UNTIE HIM AND LET HIM GO

UNTIE HIM AND LET HIM GO

March 29, 2020: A Reflection for the 5th Sunday of Lent, Year A

John 11:1-45

Jesus, there is so much in this Gospel that my mind swims. Lazarus your friend has died and when given word that he was ill, you wait two days before you begin the journey to Bethany. By the time you get there, Lazarus has been dead four days. And this, after you told your disciples that his illness would not end in death but would be for the glory of God. How you stretch your disciples and invite them ever deeper into the mystery of who you are and faith in you beyond what the senses can reveal!

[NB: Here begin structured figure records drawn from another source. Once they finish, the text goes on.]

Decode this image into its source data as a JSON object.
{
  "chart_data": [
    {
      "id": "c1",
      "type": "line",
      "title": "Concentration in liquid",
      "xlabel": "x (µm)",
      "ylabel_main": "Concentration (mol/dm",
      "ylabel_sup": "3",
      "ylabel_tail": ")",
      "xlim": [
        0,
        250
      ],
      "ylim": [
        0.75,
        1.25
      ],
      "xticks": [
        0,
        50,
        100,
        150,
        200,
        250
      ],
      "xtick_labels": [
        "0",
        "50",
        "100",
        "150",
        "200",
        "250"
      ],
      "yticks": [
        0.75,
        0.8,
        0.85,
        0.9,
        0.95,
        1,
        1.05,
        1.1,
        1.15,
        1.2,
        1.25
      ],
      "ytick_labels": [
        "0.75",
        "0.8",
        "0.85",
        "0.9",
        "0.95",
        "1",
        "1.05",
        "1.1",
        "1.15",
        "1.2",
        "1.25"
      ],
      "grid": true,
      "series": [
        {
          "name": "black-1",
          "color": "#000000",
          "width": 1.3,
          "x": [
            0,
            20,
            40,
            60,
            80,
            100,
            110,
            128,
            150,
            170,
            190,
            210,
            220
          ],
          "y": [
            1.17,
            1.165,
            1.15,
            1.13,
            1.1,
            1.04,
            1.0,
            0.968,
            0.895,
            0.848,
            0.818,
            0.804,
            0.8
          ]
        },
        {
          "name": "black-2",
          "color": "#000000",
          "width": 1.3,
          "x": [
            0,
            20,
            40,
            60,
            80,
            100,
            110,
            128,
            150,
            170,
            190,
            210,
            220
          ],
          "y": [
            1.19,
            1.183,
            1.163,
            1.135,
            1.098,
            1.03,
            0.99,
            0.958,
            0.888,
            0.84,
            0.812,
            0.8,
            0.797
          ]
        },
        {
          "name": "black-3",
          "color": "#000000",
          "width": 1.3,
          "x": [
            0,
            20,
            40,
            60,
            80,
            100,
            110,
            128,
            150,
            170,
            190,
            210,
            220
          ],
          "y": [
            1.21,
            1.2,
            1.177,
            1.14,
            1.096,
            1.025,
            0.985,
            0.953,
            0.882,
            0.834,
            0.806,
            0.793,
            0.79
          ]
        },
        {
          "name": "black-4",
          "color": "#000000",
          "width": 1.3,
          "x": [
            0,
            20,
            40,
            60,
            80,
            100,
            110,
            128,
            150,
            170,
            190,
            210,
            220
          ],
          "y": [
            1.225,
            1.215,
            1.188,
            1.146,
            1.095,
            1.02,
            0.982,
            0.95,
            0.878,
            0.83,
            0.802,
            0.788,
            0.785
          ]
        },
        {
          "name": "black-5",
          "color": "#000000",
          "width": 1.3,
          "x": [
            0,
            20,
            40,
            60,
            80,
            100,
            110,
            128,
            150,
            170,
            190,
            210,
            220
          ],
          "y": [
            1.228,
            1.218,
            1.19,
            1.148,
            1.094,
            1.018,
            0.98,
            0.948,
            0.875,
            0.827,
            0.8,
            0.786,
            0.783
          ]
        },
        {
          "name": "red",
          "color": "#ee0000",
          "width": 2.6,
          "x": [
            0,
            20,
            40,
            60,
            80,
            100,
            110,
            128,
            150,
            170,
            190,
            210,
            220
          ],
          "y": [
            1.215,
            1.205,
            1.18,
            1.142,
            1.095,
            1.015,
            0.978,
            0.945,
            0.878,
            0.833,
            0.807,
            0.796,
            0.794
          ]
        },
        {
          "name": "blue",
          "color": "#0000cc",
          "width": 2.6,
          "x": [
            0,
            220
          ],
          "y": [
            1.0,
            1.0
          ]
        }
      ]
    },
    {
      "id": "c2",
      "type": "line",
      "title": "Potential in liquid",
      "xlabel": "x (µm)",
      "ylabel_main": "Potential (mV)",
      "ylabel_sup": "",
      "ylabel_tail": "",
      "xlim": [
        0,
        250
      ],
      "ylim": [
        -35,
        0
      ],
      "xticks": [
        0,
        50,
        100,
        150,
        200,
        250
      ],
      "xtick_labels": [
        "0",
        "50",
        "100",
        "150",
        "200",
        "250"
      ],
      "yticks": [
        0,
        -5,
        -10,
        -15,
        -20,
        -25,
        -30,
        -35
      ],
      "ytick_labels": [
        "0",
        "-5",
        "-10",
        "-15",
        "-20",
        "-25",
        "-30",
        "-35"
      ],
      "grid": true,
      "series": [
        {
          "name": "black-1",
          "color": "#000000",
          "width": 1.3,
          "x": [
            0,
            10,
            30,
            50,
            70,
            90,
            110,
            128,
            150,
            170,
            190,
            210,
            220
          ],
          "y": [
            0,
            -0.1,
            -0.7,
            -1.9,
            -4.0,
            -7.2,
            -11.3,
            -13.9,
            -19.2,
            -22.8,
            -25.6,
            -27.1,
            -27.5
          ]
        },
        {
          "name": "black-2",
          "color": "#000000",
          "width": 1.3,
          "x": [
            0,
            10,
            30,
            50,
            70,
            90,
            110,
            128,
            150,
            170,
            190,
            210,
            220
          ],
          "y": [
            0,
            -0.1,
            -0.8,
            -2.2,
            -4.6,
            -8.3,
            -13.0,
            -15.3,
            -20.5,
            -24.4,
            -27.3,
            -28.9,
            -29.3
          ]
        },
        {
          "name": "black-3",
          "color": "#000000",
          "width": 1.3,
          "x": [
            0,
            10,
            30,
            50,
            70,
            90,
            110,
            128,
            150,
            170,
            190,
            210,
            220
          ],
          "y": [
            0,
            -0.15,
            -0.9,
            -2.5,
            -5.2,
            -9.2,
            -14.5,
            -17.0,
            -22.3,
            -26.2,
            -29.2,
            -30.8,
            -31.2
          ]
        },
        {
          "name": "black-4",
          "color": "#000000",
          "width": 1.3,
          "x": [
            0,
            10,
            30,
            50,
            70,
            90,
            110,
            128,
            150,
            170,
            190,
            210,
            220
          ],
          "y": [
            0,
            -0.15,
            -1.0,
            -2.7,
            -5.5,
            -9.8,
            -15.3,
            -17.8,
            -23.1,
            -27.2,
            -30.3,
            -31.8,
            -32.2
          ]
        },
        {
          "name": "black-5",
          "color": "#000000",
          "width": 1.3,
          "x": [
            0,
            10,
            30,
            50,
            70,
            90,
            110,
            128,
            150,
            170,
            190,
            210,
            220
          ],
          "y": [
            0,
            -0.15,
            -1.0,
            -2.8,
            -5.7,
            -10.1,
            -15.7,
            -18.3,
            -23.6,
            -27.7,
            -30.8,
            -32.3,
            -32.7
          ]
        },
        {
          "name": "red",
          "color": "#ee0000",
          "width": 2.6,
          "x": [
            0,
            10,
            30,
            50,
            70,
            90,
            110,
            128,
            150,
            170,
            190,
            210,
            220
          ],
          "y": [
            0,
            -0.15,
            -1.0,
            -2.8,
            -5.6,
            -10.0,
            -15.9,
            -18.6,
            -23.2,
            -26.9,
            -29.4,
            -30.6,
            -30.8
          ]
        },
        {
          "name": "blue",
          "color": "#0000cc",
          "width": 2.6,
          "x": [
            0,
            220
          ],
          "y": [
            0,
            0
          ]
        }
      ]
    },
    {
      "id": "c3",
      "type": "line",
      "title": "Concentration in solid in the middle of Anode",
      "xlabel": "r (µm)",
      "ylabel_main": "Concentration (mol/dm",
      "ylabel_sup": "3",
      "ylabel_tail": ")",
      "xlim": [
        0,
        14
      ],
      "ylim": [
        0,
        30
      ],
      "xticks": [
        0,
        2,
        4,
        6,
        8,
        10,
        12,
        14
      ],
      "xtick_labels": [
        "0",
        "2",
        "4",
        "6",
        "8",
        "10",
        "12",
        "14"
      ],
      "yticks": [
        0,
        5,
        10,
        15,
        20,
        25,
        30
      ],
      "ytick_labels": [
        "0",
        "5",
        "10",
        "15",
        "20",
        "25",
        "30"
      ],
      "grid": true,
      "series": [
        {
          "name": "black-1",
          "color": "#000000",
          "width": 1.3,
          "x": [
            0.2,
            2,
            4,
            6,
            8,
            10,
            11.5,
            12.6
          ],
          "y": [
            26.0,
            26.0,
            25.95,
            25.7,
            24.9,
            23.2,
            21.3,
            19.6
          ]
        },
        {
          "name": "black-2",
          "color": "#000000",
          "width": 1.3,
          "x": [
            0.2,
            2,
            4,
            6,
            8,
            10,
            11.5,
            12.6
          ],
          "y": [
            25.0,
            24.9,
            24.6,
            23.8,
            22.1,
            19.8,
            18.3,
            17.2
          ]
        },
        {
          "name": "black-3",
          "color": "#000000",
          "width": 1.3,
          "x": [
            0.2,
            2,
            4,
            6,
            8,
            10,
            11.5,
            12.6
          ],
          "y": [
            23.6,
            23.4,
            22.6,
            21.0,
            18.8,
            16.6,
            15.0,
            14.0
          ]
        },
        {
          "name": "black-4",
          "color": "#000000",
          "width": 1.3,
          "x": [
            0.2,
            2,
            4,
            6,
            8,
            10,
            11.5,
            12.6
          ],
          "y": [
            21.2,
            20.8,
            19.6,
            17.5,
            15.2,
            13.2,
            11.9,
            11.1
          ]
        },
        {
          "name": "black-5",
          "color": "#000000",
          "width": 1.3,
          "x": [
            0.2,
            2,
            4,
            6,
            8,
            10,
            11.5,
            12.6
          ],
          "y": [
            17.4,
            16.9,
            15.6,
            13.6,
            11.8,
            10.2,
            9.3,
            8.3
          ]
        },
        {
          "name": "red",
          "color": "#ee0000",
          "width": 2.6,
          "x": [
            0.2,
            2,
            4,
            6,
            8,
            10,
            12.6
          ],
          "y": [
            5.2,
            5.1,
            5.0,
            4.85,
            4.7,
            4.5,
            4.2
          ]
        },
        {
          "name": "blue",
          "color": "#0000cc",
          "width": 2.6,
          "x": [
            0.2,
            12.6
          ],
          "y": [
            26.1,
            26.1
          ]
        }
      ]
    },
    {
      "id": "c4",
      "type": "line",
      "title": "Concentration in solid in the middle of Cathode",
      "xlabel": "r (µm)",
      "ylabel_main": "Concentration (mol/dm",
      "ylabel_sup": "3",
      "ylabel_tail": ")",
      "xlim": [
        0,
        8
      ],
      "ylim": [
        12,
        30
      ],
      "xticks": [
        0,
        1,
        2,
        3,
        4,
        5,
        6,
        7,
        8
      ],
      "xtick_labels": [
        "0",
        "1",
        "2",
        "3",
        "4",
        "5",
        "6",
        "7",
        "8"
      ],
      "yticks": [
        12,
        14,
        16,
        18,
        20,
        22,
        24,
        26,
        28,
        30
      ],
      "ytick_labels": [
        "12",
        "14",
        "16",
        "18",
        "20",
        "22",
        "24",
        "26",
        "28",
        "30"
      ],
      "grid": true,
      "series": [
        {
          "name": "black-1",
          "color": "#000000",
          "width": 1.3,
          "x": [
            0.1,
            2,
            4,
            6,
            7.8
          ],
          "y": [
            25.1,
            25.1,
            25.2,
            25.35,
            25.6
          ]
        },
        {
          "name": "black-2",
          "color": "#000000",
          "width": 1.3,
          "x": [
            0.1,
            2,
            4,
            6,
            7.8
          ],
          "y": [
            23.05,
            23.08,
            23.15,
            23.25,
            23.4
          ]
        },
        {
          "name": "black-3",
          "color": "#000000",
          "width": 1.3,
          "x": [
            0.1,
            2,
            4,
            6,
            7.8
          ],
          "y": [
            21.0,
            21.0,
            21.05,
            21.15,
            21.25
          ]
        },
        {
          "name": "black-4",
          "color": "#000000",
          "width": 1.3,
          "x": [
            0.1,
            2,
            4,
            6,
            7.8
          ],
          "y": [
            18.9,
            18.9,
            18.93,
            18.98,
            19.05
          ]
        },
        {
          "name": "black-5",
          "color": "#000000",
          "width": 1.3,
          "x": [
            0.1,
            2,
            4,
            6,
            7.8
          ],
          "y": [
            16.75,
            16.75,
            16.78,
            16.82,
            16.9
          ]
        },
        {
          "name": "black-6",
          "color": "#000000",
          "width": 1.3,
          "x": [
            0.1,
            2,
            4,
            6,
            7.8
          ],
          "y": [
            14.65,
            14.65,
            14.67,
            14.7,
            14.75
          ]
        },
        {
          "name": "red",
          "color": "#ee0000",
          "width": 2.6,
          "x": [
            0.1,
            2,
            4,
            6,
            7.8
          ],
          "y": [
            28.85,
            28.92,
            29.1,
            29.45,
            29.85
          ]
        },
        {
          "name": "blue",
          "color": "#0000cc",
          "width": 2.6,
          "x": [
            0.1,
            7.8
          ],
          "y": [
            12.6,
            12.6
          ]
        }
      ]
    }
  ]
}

It is so comforting, Jesus, to see you embrace your humanity. At seeing Martha and Mary weeping, you let yourself feel grief at the loss of your friend and your tears flowed with theirs. Martha, ever the practical one, warned you of the stench that four days of waiting would bring, and again, you stretched her faith in you. You told her that her brother would rise and invited her from resurrection as an event to resurrection as a person – you, Jesus the resurrection and the life. Yet she understood and took the plunge into faith and trust in you, THE resurrection and the life. As Julian of Norwich would say: all shall be well and all manner of things shall be well. Martha didn’t need to grasp it with her mind. She grasped it through trust in you, the person of Jesus.

You walk with Mary to the tomb and order the stone rolled away. Who could be prepared for what happened next? In a loud voice you command Lazarus to come out. And the man who was dead four days stumbles forth, swathed in burial wrappings and a cloth over his face. You tell those present to untie him and let him go free. He who was dead, still wrapped in the shackles of death, walks into life – the newness of life that is a person. You, Jesus, the resurrection and the life. The newness of life that is lived in faith in the Son of God who loved him and gave yourself for him. And in this giving of yourself, is life. For nothing shall be impossible for God.

Jesus, help us to yield ourselves to you when you stretch our faith through the circumstances of life as they come to us, when you invite us to trust in you when it seems we can barely take another step in the darkness and then discover in you, the light of life. Plunge us into the abyss of love, which is your essence, and untie the burial wrappings that make us stumble and bind our hearts, and set us free to follow you. Through our Yes to you, untie us from all that we cling to that is not you. And set us free.